This thesis deals with the propagation of optical waves in Kerr nonlinear media, with emphasis on optical beam propagation beyond the slowly varying envelope approximation (SVEA).
The first topic in this thesis is the propagation of a continuous-wave in one-dimensional (1D) nonlinear grating structures. For this purpose we develop a numerical scheme based on a variational method. It directly implements the nonlinear Helmholtz (NLH) equation and transparent-influx boundary conditions (TIBC) without introducing any approximation except the finite element discretization. This is different from nonlinear transfer matrix formalisms that are based on the SVEA and other approximations. Therefore our method can also be used to study the validity of the nonlinear transfer matrix methods. To illustrate our method, we study the optical response of linear and nonlinear quarter-wavelength reflectors and show that the method performs well, even for large nonlinear effects. The method is also found to be able to deal with the optical bistable behavior of ideal periodic structures or gratings with defect as a function of either the frequency or the intensity of the input light. We predict that a relatively low threshold of bistability can be achieved in a defect structure which has good optical features (in our case are large field enhancement and narrow resonance) by selecting the frequency of the incident light in vicinity of the defect mode frequency.
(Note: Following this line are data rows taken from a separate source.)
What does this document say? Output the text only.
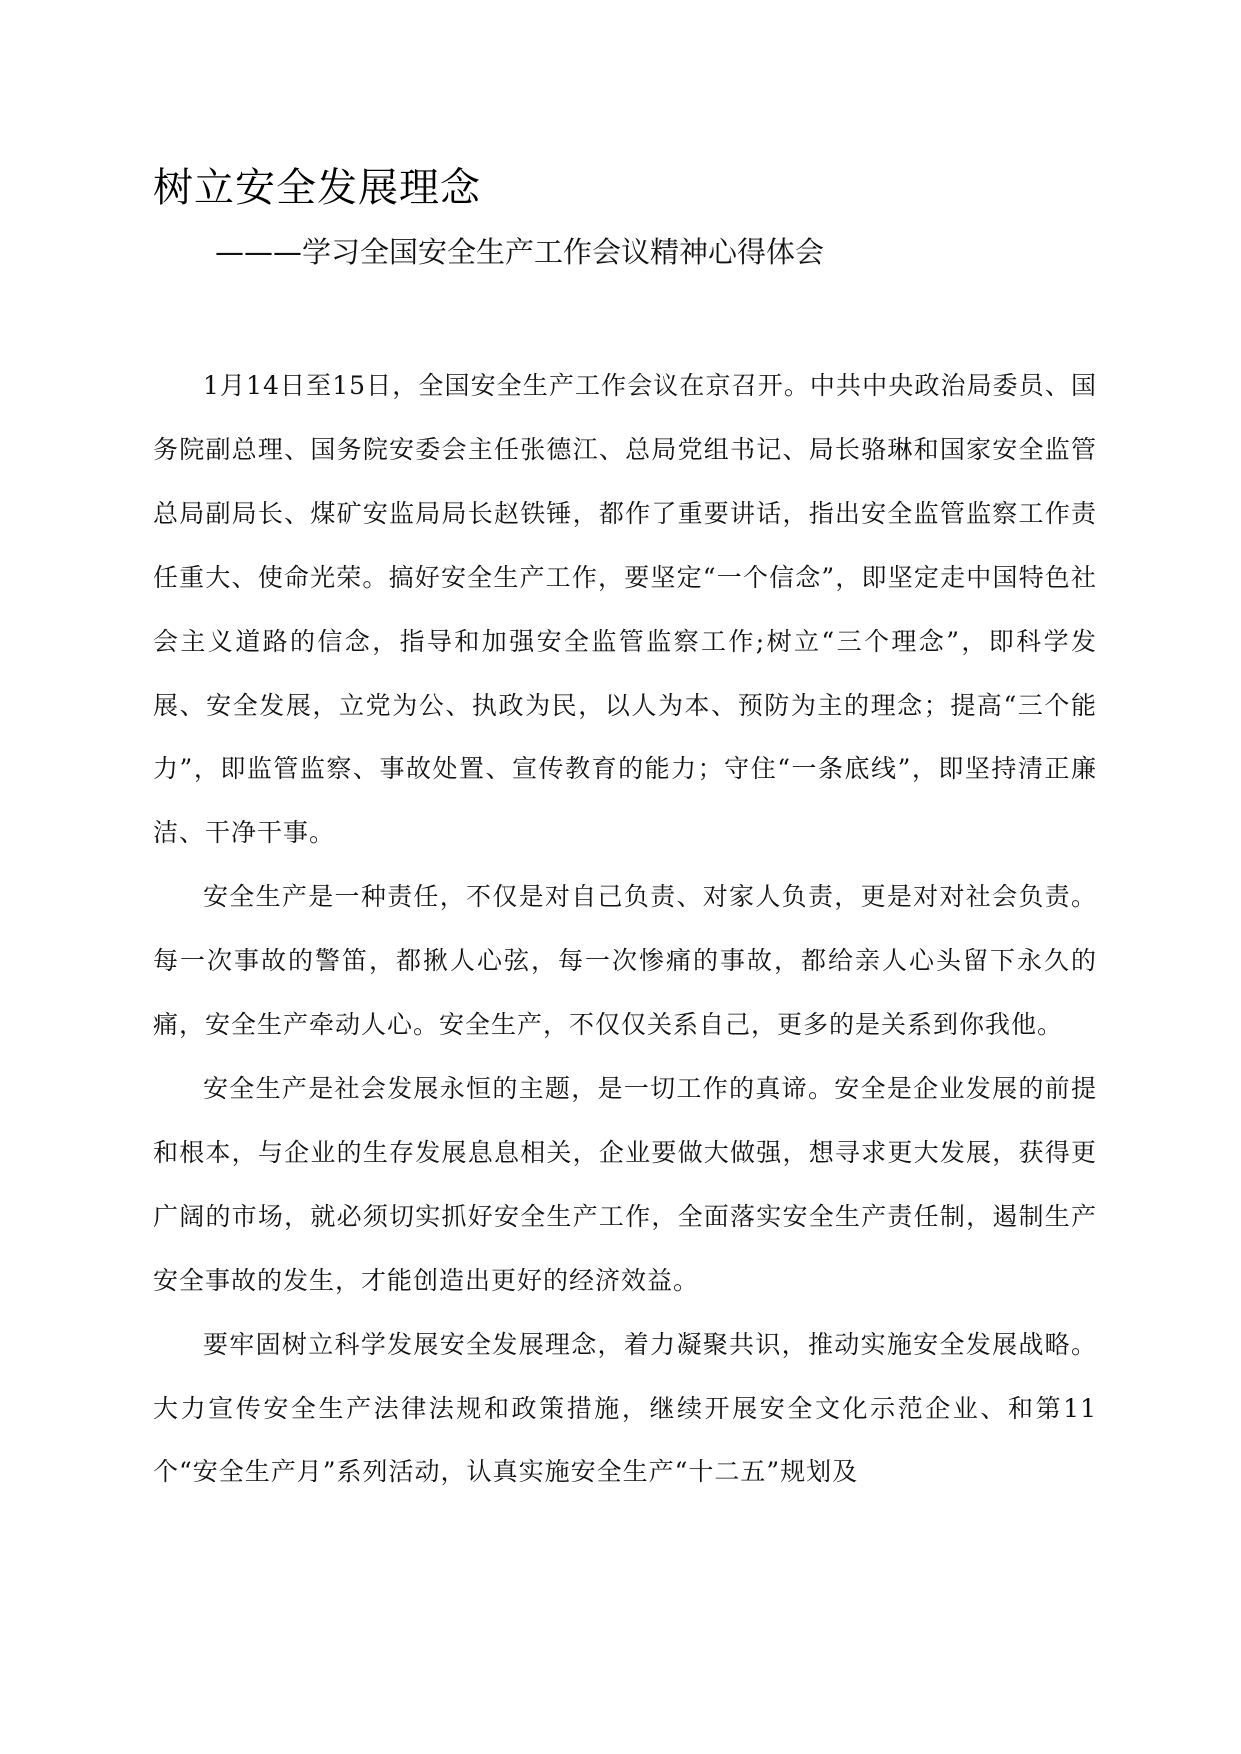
树立安全发展理念
———学习全国安全生产工作会议精神心得体会

1月14日至15日，全国安全生产工作会议在京召开。中共中央政治局委员、国务院副总理、国务院安委会主任张德江、总局党组书记、局长骆琳和国家安全监管总局副局长、煤矿安监局局长赵铁锤，都作了重要讲话，指出安全监管监察工作责任重大、使命光荣。搞好安全生产工作，要坚定“一个信念”，即坚定走中国特色社会主义道路的信念，指导和加强安全监管监察工作;树立“三个理念”，即科学发展、安全发展，立党为公、执政为民，以人为本、预防为主的理念；提高“三个能力”，即监管监察、事故处置、宣传教育的能力；守住“一条底线”，即坚持清正廉洁、干净干事。

安全生产是一种责任，不仅是对自己负责、对家人负责，更是对对社会负责。每一次事故的警笛，都揪人心弦，每一次惨痛的事故，都给亲人心头留下永久的痛，安全生产牵动人心。安全生产，不仅仅关系自己，更多的是关系到你我他。

安全生产是社会发展永恒的主题，是一切工作的真谛。安全是企业发展的前提和根本，与企业的生存发展息息相关，企业要做大做强，想寻求更大发展，获得更广阔的市场，就必须切实抓好安全生产工作，全面落实安全生产责任制，遏制生产安全事故的发生，才能创造出更好的经济效益。

要牢固树立科学发展安全发展理念，着力凝聚共识，推动实施安全发展战略。大力宣传安全生产法律法规和政策措施，继续开展安全文化示范企业、和第11个“安全生产月”系列活动，认真实施安全生产“十二五”规划及
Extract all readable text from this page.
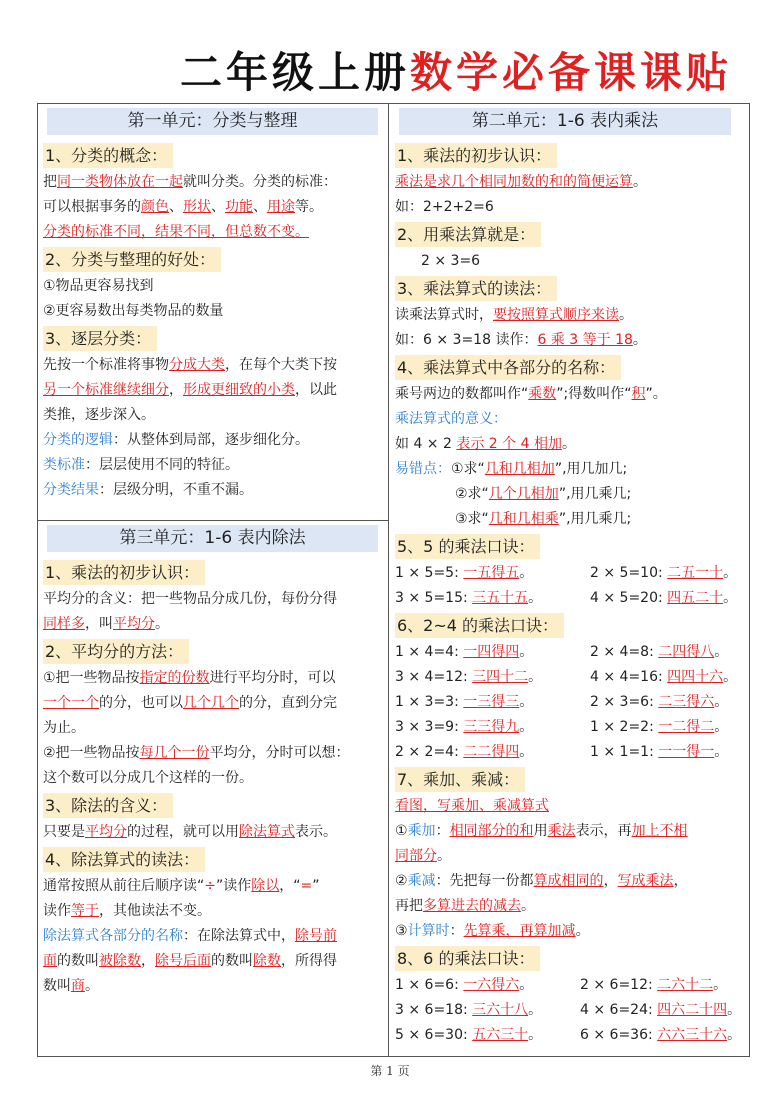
二年级上册数学必备课课贴
第一单元：分类与整理
1、分类的概念：
把同一类物体放在一起就叫分类。分类的标准：
可以根据事务的颜色、形状、功能、用途等。
分类的标准不同，结果不同，但总数不变。
2、分类与整理的好处：
①物品更容易找到
②更容易数出每类物品的数量
3、逐层分类：
先按一个标准将事物分成大类，在每个大类下按
另一个标准继续细分，形成更细致的小类，以此
类推，逐步深入。
分类的逻辑：从整体到局部，逐步细化分。
类标准：层层使用不同的特征。
分类结果：层级分明，不重不漏。
第三单元：1-6 表内除法
1、乘法的初步认识：
平均分的含义：把一些物品分成几份，每份分得
同样多，叫平均分。
2、平均分的方法：
①把一些物品按指定的份数进行平均分时，可以
一个一个的分，也可以几个几个的分，直到分完
为止。
②把一些物品按每几个一份平均分，分时可以想：
这个数可以分成几个这样的一份。
3、除法的含义：
只要是平均分的过程，就可以用除法算式表示。
4、除法算式的读法：
通常按照从前往后顺序读“÷”读作除以，“=”
读作等于，其他读法不变。
除法算式各部分的名称：在除法算式中，除号前
面的数叫被除数，除号后面的数叫除数，所得得
数叫商。
第二单元：1-6 表内乘法
1、乘法的初步认识：
乘法是求几个相同加数的和的简便运算。
如：2+2+2=6
2、用乘法算就是：
2 × 3=6
3、乘法算式的读法：
读乘法算式时，要按照算式顺序来读。
如：6 × 3=18 读作：6 乘 3 等于 18。
4、乘法算式中各部分的名称：
乘号两边的数都叫作“乘数”;得数叫作“积”。
乘法算式的意义：
如 4 × 2 表示 2 个 4 相加。
易错点：①求“几和几相加”,用几加几;
②求“几个几相加”,用几乘几;
③求“几和几相乘”,用几乘几;
5、5 的乘法口诀：
1 × 5=5: 一五得五。	2 × 5=10: 二五一十。
3 × 5=15: 三五十五。	4 × 5=20: 四五二十。
6、2~4 的乘法口诀：
1 × 4=4: 一四得四。	2 × 4=8: 二四得八。
3 × 4=12: 三四十二。	4 × 4=16: 四四十六。
1 × 3=3: 一三得三。	2 × 3=6: 二三得六。
3 × 3=9: 三三得九。	1 × 2=2: 一二得二。
2 × 2=4: 二二得四。	1 × 1=1: 一一得一。
7、乘加、乘减：
看图，写乘加、乘减算式
①乘加：相同部分的和用乘法表示，再加上不相
同部分。
②乘减：先把每一份都算成相同的，写成乘法，
再把多算进去的减去。
③计算时：先算乘，再算加减。
8、6 的乘法口诀：
1 × 6=6: 一六得六。	2 × 6=12: 二六十二。
3 × 6=18: 三六十八。	4 × 6=24: 四六二十四。
5 × 6=30: 五六三十。	6 × 6=36: 六六三十六。
第 1 页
A numerical and analytical investigation of the deformation of bichromatic waves (or equivalently bi-plane waves in a spatial domain) is also presented. Within the paraxial approximation, it is shown that an optical pulse that is initially linearly bichromatic may deform substantially, resulting in large variations in amplitude and phase. Such deformations may lead to a train of soliton-like waves. The strong deformation of a bichromatic pulse is found to depend on exceeding a critical value of the quotient of amplitude and frequency difference. This behavior holds equally well for the spatial analog.
Using the SVEA, we derive a beam propagation model that includes a transverse linear refractive index variation. Based on this model we show that a stationary spatial soliton placed in a triangular waveguide will always oscillate inside the waveguide, and that the period of the oscillation depends on the soliton amplitude. Therefore, if a bound-N-soliton, which consists of N solitons of different amplitudes but with the same velocity, is excited in a triangular waveguide, it will break up into N individual solitons. After break up, solitons produced by the break up may exit from the waveguide or at least may have a perturbed oscillation path.
The abovementioned study on the bi-plane wave distortion and the propagation of spatial solitons is based on the SVEA. To study nonparaxial effects related to these phenomena, we derive a nonparaxial beam propagation model which is called the nonparaxial nonlinear Schrodinger equation. The accuracy of this model exceeds the standard SVEA. From several numerical experiments, we find that in cases where the degree of nonparaxiality is small, the paraxial equation is in good agreement with the nonparaxial model, as expected. However, in cases where rapid changes of the envelope occur, e.g. in the break up of a bound-N-soliton or in the propagation of bi-plane waves where the product of the amplitude and the modulation period is relatively big, the paraxial model may not describe the correct physical phenomena for sufficiently large degrees of nonparaxiality.